Ramifications of government-run health care are rearing their ugly head in England.
According to the Times of London, thousands of elderly Brits have gone blind recently because of a National Health Service "cost-cutting drive that relies on them dying before they can qualify for cataract surgery."
What is happening?
Surgery to remove cataracts is one of the most common NHS procedures each year, but new research shows the NHS has "ignored" guidance to end "cataract treatment rationing," the Times reported.
The result is tens of thousands of elderly Britains struggling to see, some even going blind.
According to The Guardian, the Royal National Institute of Blind People has condemned eye surgery rationing because it increases the risk of elderly people falling — often resulting in broken limbs — which is costly to the NHS and British taxpayers.
"Cataracts can have a dramatic impact on someone's ability to lead a full and independent life, potentially stopping them from driving and increasing their chance of serious injury by falling. The Nice guidelines are in place for very good reason and make it clear that cataract surgery is highly cost effective and should not be rationed. It is nonsensical for clinical commissioning groups to deny patients this crucial treatment," Helen Lee, a representative for RNIB, told the Times.

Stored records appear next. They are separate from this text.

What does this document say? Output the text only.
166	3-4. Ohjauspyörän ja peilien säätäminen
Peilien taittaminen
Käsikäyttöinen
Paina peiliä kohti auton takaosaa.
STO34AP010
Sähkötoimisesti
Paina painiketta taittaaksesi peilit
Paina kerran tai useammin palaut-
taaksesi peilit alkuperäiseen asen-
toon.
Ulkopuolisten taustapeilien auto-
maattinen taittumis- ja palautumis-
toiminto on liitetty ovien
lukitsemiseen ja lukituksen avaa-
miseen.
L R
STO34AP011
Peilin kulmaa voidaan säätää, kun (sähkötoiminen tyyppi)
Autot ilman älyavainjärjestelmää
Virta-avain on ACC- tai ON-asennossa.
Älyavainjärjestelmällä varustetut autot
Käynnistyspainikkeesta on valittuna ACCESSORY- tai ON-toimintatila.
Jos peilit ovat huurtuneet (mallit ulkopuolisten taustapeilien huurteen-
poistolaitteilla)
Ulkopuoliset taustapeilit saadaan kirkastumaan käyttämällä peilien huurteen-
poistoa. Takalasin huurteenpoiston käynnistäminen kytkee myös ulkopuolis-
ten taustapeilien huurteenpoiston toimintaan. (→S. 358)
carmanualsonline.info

England's National Institute for Health and Care Excellence similarly condemned the rationing in 2017.
The NHS uses "clinical commissioning groups" to determine how to deploy health care resources. More than half of the 195 CCGs now consider surgery to remove cataracts has "limited clinical value."
What did the NHS say?
Julie Wood, chief executive for NHS clinical commissioners, defended care rationing.

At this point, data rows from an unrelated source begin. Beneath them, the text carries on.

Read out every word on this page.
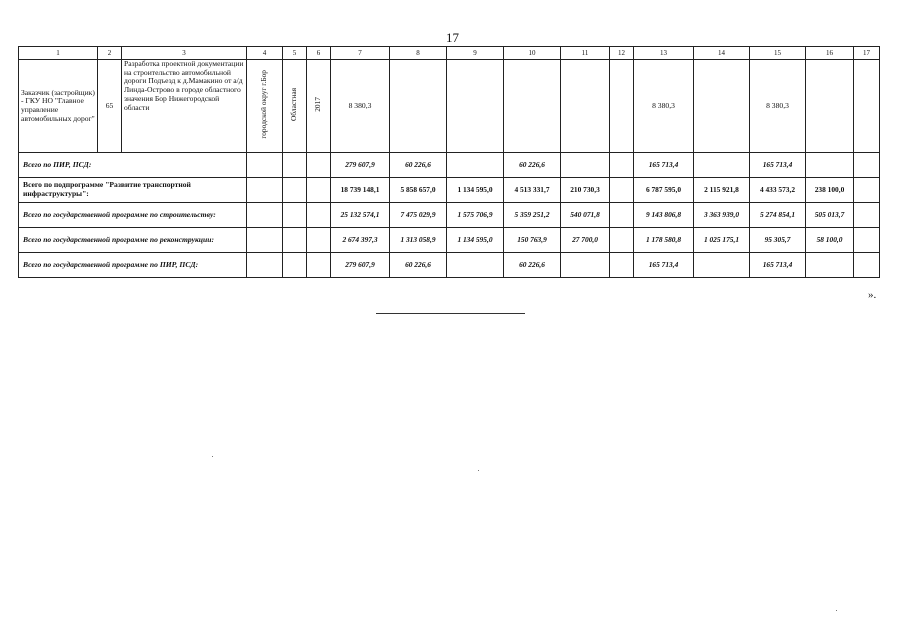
17
1	2	3	4	5	6	7	8	9	10	11	12	13	14	15	16	17
Заказчик (застройщик) - ГКУ НО "Главное управление автомобильных дорог"	65	Разработка проектной документации на строительство автомобильной дороги Подъезд к д.Мамакино от а/д Линда-Острово в городе областного значения Бор Нижегородской области	городской округ г.Бор	Областная	2017	8 380,3						8 380,3		8 380,3		
Всего по ПИР, ПСД:						279 607,9	60 226,6		60 226,6			165 713,4		165 713,4		
Всего по подпрограмме "Развитие транспортной инфраструктуры":						18 739 148,1	5 858 657,0	1 134 595,0	4 513 331,7	210 730,3		6 787 595,0	2 115 921,8	4 433 573,2	238 100,0	
Всего по государственной программе по строительству:						25 132 574,1	7 475 029,9	1 575 706,9	5 359 251,2	540 071,8		9 143 806,8	3 363 939,0	5 274 854,1	505 013,7	
Всего по государственной программе по реконструкции:						2 674 397,3	1 313 058,9	1 134 595,0	150 763,9	27 700,0		1 178 580,8	1 025 175,1	95 305,7	58 100,0	
Всего по государственной программе по ПИР, ПСД:						279 607,9	60 226,6		60 226,6			165 713,4		165 713,4		
».
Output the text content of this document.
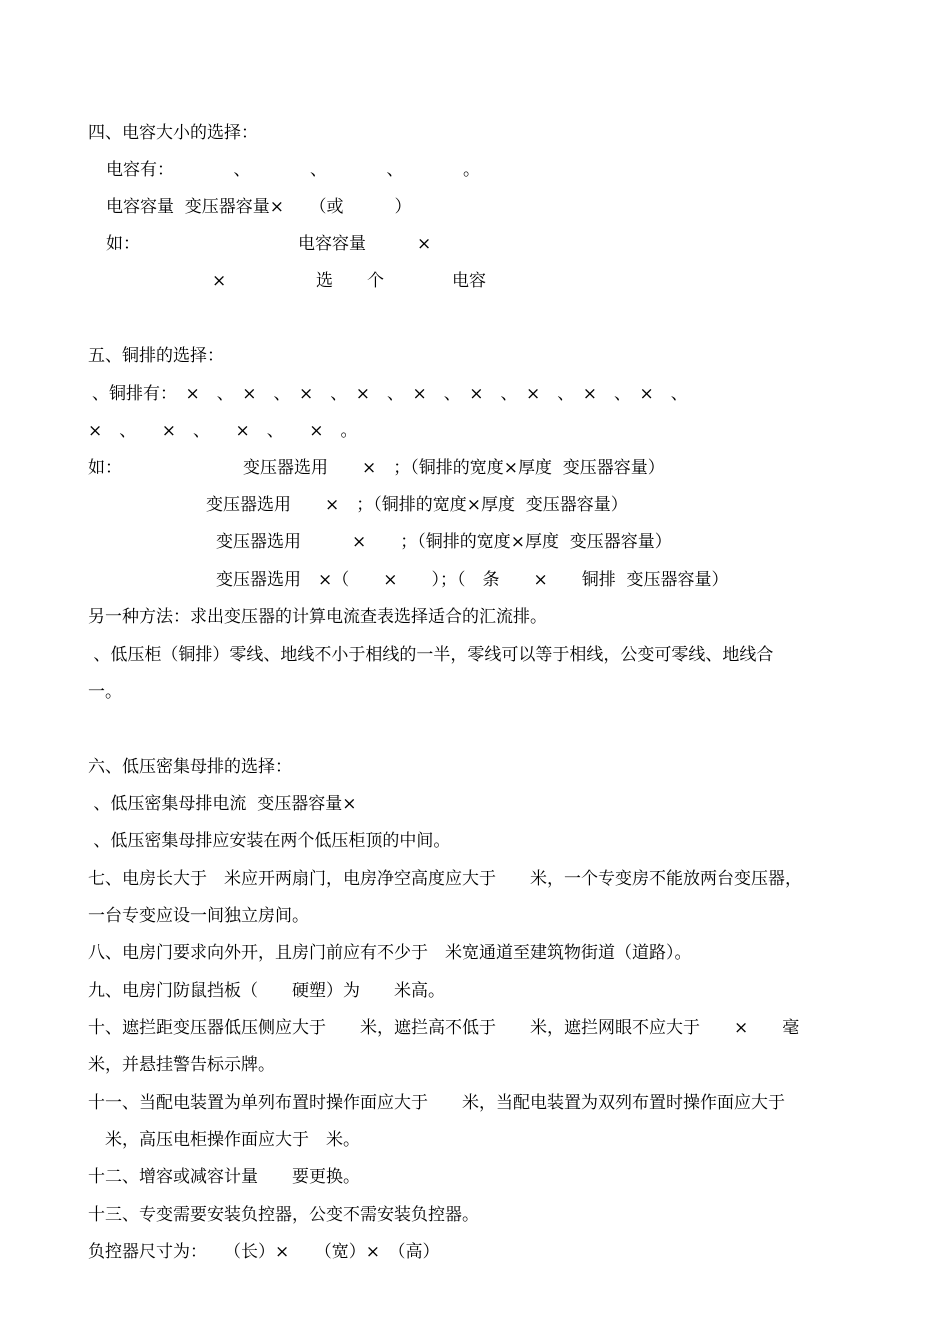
四、电容大小的选择：
电容有：　　　　、　　　　、　　　　、　　　　。
电容容量  变压器容量×　　（或　　　）
如：	电容容量　　　×
×	选　　个	电容
五、铜排的选择：
、铜排有：　×　、　×　、　×　、　×　、　×　、　×　、　×　、　×　、　×　、
×　、　　×　、　　×　、　　×　。
如：	变压器选用　　×　；（铜排的宽度×厚度  变压器容量）
变压器选用　　×　；（铜排的宽度×厚度  变压器容量）
变压器选用　　　×　　；（铜排的宽度×厚度  变压器容量）
变压器选用　×（　　×　　）；（　条　　×　　铜排  变压器容量）
另一种方法：求出变压器的计算电流查表选择适合的汇流排。
、低压柜（铜排）零线、地线不小于相线的一半，零线可以等于相线，公变可零线、地线合
一。
六、低压密集母排的选择：
、低压密集母排电流  变压器容量×
、低压密集母排应安装在两个低压柜顶的中间。
七、电房长大于　米应开两扇门，电房净空高度应大于　　米，一个专变房不能放两台变压器，
一台专变应设一间独立房间。
八、电房门要求向外开，且房门前应有不少于　米宽通道至建筑物街道（道路）。
九、电房门防鼠挡板（　　硬塑）为　　米高。
十、遮拦距变压器低压侧应大于　　米，遮拦高不低于　　米，遮拦网眼不应大于　　×　　毫
米，并悬挂警告标示牌。
十一、当配电装置为单列布置时操作面应大于　　米，当配电装置为双列布置时操作面应大于
　米，高压电柜操作面应大于　米。
十二、增容或减容计量　　要更换。
十三、专变需要安装负控器，公变不需安装负控器。
负控器尺寸为：　　（长）×　　（宽）×　（高）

"[NICE] guidance is not mandatory and clinical commissioners must have the freedom to make clinically led decisions that are in the best interests of both individual patients and their wider local populations," she told the Times. "The NHS does not have unlimited resources. Ensuring patients get the best possible care against a backdrop of spiralling demands, competing priorities and increasing financial pressures is one of the biggest issues clinical commissioners face."